After that case, other local prosecutors began investigating the responsibility of other surviving concentration camp guards, charging them with accessory to many murders as opposed to individual, documented killings.
In 2018, another ex-guard from the Stutthof camp was put on trial, but that process was eventually suspended because the accused, who died in 2019, was often too unwell to attend.
Its a real milestone in judicial accountability, said Onur Özata, a lawyer representing survivors in the trial of the former camp secretary. The fact that a secretary in this system, a bureaucratic cog, can be brought to justice is something new.

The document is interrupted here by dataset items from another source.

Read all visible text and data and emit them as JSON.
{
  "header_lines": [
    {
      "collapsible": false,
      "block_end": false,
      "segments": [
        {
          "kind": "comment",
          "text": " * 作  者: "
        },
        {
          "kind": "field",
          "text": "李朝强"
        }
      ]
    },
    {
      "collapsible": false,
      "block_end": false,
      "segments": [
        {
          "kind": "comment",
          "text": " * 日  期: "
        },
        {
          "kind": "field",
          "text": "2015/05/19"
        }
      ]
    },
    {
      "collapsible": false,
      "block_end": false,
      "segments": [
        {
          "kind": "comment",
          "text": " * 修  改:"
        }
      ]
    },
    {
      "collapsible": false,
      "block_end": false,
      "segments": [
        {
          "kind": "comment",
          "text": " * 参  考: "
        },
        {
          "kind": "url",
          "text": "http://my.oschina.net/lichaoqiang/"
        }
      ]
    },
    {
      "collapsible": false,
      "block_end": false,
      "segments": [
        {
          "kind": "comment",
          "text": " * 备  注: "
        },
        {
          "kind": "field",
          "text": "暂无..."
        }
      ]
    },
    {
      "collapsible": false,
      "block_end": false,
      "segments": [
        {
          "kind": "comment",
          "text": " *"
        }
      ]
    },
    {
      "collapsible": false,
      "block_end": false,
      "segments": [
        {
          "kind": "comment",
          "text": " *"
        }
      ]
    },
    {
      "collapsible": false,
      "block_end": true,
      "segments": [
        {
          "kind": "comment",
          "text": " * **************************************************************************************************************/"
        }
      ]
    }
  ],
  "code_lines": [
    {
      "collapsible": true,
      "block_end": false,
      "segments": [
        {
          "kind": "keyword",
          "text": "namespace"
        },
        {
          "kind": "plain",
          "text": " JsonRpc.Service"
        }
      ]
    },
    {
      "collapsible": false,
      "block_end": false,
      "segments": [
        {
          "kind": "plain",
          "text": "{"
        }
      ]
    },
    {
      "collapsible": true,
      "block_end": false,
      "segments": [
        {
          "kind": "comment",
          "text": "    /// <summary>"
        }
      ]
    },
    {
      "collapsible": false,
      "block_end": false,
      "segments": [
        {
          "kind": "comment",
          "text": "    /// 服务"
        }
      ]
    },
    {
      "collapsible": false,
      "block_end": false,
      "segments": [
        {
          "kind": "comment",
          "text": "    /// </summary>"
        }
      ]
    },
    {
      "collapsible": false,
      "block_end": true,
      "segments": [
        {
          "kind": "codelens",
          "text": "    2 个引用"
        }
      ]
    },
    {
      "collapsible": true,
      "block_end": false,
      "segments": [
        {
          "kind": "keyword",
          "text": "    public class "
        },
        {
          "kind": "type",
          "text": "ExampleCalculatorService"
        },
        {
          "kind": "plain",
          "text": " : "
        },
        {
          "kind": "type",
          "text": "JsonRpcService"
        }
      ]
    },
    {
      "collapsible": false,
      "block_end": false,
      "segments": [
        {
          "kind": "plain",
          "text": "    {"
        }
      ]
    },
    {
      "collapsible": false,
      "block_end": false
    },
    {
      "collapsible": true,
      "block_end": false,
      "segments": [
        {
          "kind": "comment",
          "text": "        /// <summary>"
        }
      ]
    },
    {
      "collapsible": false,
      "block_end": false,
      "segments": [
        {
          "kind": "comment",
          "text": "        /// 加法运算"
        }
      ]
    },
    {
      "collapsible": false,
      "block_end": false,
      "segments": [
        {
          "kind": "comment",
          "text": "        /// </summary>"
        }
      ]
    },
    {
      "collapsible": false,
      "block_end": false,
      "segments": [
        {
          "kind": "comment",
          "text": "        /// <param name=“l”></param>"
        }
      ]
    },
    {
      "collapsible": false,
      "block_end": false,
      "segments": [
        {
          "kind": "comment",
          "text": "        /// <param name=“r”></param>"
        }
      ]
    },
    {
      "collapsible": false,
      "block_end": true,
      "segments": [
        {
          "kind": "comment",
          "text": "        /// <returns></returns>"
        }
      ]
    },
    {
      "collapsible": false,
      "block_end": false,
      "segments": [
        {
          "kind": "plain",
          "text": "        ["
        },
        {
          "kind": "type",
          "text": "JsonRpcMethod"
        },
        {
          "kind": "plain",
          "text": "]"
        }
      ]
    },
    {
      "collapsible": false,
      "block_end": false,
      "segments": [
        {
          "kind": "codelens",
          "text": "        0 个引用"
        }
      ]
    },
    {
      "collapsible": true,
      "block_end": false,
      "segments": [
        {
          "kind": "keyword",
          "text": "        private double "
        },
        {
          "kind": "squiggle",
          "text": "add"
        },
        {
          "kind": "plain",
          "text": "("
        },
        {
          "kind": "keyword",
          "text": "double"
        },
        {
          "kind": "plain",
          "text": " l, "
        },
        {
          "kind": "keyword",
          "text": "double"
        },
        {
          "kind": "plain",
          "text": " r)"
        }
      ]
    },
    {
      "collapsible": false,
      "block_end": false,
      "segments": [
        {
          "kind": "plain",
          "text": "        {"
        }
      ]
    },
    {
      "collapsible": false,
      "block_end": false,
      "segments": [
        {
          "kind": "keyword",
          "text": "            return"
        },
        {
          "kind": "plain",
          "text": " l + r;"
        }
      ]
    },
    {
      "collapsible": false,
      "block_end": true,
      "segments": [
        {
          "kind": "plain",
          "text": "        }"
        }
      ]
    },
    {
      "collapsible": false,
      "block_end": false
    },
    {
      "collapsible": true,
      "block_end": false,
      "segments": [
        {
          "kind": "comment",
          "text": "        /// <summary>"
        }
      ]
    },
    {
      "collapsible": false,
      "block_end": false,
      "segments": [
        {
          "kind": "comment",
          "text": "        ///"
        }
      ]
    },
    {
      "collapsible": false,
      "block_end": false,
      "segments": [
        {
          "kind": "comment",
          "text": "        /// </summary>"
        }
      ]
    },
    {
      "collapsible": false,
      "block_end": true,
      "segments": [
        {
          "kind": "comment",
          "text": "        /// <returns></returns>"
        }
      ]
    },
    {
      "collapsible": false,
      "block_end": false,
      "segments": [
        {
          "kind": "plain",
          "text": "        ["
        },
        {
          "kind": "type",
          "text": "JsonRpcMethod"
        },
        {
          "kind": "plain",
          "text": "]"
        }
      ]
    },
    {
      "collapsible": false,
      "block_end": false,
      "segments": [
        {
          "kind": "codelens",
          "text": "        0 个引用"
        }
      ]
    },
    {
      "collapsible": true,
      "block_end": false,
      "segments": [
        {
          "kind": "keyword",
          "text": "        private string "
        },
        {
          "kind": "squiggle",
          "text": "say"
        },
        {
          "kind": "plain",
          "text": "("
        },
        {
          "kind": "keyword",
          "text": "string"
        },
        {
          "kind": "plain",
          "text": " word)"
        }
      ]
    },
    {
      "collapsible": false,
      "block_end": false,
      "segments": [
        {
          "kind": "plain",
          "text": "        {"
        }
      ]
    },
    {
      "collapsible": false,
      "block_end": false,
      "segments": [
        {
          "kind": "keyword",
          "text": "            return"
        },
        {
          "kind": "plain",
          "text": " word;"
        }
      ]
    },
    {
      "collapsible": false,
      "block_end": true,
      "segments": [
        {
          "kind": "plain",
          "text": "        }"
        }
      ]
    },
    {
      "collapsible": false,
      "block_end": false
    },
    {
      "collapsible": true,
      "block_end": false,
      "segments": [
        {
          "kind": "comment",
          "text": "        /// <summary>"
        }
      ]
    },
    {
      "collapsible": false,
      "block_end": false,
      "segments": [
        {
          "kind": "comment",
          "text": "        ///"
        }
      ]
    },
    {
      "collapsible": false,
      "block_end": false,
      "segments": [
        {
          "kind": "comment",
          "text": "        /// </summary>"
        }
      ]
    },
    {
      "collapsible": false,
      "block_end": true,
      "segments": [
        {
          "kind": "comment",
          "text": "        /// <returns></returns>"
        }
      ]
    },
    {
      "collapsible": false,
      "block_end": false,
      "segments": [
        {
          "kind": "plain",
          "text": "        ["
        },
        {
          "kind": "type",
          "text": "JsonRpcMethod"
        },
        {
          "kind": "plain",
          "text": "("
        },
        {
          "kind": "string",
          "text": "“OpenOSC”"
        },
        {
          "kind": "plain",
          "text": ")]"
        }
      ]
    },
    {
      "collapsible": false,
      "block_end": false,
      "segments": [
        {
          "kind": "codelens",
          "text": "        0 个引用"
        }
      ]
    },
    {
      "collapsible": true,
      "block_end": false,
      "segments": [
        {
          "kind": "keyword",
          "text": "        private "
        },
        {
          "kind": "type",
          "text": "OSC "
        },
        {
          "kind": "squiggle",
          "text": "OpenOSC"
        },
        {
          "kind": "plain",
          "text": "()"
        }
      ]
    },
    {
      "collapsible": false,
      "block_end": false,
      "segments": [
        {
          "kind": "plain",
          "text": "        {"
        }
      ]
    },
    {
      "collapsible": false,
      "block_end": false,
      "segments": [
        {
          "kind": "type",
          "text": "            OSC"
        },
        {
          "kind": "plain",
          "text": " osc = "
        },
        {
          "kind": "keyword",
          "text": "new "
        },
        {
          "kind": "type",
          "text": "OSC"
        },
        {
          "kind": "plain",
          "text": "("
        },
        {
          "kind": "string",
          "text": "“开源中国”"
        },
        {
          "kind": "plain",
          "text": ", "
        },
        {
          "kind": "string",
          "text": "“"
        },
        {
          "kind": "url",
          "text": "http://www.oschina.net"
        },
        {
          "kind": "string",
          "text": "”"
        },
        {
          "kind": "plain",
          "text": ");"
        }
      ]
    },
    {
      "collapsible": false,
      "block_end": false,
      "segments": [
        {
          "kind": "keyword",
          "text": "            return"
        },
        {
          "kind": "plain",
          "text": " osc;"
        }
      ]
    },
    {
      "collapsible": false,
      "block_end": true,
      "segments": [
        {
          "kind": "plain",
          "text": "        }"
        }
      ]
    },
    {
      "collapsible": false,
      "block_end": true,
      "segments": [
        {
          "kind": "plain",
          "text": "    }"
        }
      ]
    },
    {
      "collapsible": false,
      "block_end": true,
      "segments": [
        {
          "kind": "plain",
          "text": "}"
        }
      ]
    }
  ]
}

The case will hinge on whether the former secretary played a role in the atrocities perpetrated by guards inside the camp.
Prosecutors said that she had admitted that much of the correspondence related to the camp and many files crossed her desk, and that she knew of some killings of inmates. But she maintains that she did not know that large numbers of the camps inmates were being killed by gas during the time she worked there. She has also said that her office window pointed away from the camp, so that she could not see what was going on, according to media reports.
Its fair to say that the majority of these women knew about the persecution of the Jews and some of them knew about them being murdered, said Rachel Century, a British historian who wrote a book on female administrators in the Third Reich. But some secretaries had roles that gave them more access to information than others.
The public prosecutors office in Itzehoe has investigated the case for five years, interviewing survivors both in the United States and Israel, as well as the former camp secretary. They also hired an independent historian to make an assessment.